L’humble amour

L’amour ne peut jamais être dissocié de la véritable humilité. André Louf, moine cistersien, nous introduit en une page à cette vérité évangélique.

Rien ne révèle mieux un être que sa capacité d’aimer. Même s’il est tout aussi évident que cette capacité n’est pas immédiatement disponible. Ce n’est qu’après un processus de maturation, qui peut durer des années — parfois même toute la vie —, que nous arrivons à libérer progressivement tout l’amour qui est enfermé dans notre cœur. Notre développement spirituel et l’expérience acquise y jouent un rôle important. Car, au fond, l’amour a affaire avec Dieu — car Dieu est amour —, et nous ne pouvons aimer que dans la mesure où nous avons pu expérimenter quelque peu l’Amour de Dieu et sa grâce…
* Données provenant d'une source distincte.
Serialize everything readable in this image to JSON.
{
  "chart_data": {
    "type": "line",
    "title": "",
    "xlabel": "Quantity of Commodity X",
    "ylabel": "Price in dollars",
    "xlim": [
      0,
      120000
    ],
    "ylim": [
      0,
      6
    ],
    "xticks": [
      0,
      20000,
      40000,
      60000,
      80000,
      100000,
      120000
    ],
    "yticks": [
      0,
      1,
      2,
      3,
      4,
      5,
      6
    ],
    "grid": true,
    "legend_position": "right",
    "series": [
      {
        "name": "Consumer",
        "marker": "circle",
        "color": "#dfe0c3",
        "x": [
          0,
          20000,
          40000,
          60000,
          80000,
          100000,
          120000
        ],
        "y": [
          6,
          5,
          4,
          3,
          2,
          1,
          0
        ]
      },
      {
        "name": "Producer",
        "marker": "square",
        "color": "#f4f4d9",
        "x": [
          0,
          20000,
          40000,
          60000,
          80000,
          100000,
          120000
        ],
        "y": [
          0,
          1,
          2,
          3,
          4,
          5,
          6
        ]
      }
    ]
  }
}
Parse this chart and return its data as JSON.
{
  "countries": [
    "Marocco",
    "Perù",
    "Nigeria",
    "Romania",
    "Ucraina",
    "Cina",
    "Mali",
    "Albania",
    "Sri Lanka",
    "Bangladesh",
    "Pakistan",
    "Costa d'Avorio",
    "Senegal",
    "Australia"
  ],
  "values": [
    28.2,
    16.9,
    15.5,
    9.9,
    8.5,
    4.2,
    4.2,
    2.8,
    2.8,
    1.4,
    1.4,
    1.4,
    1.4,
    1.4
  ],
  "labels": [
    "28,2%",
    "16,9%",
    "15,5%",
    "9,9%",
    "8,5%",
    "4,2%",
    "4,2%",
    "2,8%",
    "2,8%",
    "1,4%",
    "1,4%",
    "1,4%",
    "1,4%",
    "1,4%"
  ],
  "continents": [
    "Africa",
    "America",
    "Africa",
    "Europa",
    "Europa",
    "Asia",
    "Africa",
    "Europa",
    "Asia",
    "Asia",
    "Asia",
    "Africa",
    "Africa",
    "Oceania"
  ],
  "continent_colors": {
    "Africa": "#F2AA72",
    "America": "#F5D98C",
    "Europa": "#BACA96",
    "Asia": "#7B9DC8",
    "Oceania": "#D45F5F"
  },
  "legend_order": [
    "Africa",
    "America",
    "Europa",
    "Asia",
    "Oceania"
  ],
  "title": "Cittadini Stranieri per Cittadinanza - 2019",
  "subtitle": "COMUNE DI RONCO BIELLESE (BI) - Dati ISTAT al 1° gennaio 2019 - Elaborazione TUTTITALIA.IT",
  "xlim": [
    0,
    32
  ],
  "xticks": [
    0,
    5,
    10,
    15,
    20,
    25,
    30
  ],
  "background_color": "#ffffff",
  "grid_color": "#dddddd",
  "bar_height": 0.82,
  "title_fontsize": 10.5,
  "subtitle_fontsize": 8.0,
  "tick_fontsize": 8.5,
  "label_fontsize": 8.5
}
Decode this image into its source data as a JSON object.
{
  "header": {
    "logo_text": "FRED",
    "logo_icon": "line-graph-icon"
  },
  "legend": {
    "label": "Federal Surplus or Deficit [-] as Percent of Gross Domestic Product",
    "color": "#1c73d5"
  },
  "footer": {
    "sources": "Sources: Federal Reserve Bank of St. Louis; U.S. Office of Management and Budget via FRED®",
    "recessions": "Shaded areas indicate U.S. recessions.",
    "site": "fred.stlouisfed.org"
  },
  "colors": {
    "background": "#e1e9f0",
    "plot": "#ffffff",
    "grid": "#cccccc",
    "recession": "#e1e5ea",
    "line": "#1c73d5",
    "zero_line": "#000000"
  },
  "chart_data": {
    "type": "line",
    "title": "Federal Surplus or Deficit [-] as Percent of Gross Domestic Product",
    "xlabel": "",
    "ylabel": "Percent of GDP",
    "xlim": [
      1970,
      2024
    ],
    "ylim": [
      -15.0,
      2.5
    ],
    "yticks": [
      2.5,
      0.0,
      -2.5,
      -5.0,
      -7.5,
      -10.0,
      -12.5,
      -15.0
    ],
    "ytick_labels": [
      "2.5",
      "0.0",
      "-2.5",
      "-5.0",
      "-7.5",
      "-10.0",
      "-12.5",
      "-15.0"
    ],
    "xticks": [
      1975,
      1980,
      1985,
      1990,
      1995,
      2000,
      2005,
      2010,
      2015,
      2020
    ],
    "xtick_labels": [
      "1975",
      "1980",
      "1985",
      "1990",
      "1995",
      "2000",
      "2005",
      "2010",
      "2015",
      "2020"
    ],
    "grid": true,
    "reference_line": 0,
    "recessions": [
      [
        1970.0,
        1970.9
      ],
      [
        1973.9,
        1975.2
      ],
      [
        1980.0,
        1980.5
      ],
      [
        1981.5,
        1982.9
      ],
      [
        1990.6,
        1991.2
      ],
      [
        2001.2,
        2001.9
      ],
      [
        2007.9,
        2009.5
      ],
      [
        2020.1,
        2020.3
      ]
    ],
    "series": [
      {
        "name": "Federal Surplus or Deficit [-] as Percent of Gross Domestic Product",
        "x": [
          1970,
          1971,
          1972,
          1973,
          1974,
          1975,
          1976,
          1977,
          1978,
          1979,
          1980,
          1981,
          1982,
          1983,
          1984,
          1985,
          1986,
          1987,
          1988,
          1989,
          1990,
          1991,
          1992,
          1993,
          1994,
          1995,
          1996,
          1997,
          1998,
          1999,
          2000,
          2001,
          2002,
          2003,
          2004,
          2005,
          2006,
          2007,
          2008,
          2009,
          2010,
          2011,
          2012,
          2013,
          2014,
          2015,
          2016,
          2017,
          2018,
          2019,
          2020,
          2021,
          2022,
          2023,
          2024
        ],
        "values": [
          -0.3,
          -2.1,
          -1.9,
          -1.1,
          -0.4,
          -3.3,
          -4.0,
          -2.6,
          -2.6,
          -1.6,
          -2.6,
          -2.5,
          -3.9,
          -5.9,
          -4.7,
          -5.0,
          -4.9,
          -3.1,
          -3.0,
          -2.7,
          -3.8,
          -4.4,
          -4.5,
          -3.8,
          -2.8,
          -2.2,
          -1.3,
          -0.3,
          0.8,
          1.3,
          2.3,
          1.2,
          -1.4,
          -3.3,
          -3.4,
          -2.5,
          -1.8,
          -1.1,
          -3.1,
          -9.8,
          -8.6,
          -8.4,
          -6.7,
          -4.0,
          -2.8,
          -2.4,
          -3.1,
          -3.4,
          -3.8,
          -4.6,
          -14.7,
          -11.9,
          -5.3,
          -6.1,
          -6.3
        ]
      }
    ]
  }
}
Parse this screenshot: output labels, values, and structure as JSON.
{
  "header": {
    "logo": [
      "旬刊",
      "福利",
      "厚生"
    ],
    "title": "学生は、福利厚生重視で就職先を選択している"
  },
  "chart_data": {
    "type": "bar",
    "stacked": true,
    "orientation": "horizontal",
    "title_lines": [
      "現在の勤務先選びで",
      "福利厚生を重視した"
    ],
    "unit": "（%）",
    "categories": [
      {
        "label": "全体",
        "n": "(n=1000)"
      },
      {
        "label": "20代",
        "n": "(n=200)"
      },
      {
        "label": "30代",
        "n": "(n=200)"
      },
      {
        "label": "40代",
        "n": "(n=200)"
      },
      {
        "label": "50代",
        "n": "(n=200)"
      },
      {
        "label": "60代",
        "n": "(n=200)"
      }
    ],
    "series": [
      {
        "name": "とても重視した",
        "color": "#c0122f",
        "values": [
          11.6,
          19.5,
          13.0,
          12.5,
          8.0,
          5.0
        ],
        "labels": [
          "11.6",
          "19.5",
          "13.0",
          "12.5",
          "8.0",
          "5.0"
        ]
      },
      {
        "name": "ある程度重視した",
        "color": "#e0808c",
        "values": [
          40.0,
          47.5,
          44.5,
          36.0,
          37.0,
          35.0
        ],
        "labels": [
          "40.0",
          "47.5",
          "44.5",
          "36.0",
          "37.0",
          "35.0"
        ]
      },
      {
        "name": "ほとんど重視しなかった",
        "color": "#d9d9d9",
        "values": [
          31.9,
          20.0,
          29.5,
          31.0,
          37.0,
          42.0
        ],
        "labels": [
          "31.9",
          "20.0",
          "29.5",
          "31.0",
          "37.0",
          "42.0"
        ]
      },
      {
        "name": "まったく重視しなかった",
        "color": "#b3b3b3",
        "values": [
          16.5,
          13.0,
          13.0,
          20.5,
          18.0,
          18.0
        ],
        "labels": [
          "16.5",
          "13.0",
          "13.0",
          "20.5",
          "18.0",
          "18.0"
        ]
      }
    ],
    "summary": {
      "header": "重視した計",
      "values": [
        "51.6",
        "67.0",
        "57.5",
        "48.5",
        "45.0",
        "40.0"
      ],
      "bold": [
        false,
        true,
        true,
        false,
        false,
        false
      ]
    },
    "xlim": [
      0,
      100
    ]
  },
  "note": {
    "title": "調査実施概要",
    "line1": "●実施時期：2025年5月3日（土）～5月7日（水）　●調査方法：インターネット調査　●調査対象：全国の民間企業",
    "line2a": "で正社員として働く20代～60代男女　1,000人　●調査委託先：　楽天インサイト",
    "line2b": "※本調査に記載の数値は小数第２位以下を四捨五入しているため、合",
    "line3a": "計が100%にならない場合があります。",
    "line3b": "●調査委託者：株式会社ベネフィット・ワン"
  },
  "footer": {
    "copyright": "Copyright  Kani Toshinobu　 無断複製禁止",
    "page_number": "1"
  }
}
C’est au cœur de la tentation et de la conversion que nous apprenons comment prendre contact avec la grâce et comment vivre à son gré. C’est là en effet, que nous rencontrons la miséricorde débordante de Dieu. Dans la mesure où tout amour est le fruit en nous de l’Esprit, une telle expérience de notre impuissance et de la miséricorde, faite au moment de la conversion, se répercute nécessairement sur notre capacité d’entrer en contact avec les autres par l’amour. Car elle libère en nous un amour qui va beaucoup plus loin que ne le pourrait notre amour naturel. Un amour qui va ressembler à l’amour du Père des cieux, dont Jésus témoigne qu’il fait lever son soleil sur les méchants et les bons. L’amour ira même si loin que Jésus désire qu’il s’étende non seulement à ceux qui nous aiment — car les païens en font autant —, mais même à ceux qui nous haïssent, et jusqu’à nos ennemis. C’est là une lourde mission, impossible à concrétiser aussi longtemps que nous voguons de notre seule générosité. Seule une longue habitude de la grâce, ou plutôt de la façon dont la grâce agit avec nous, patiente et généreuse en même temps que douce et forte, nous apprend comment aimer toujours mieux…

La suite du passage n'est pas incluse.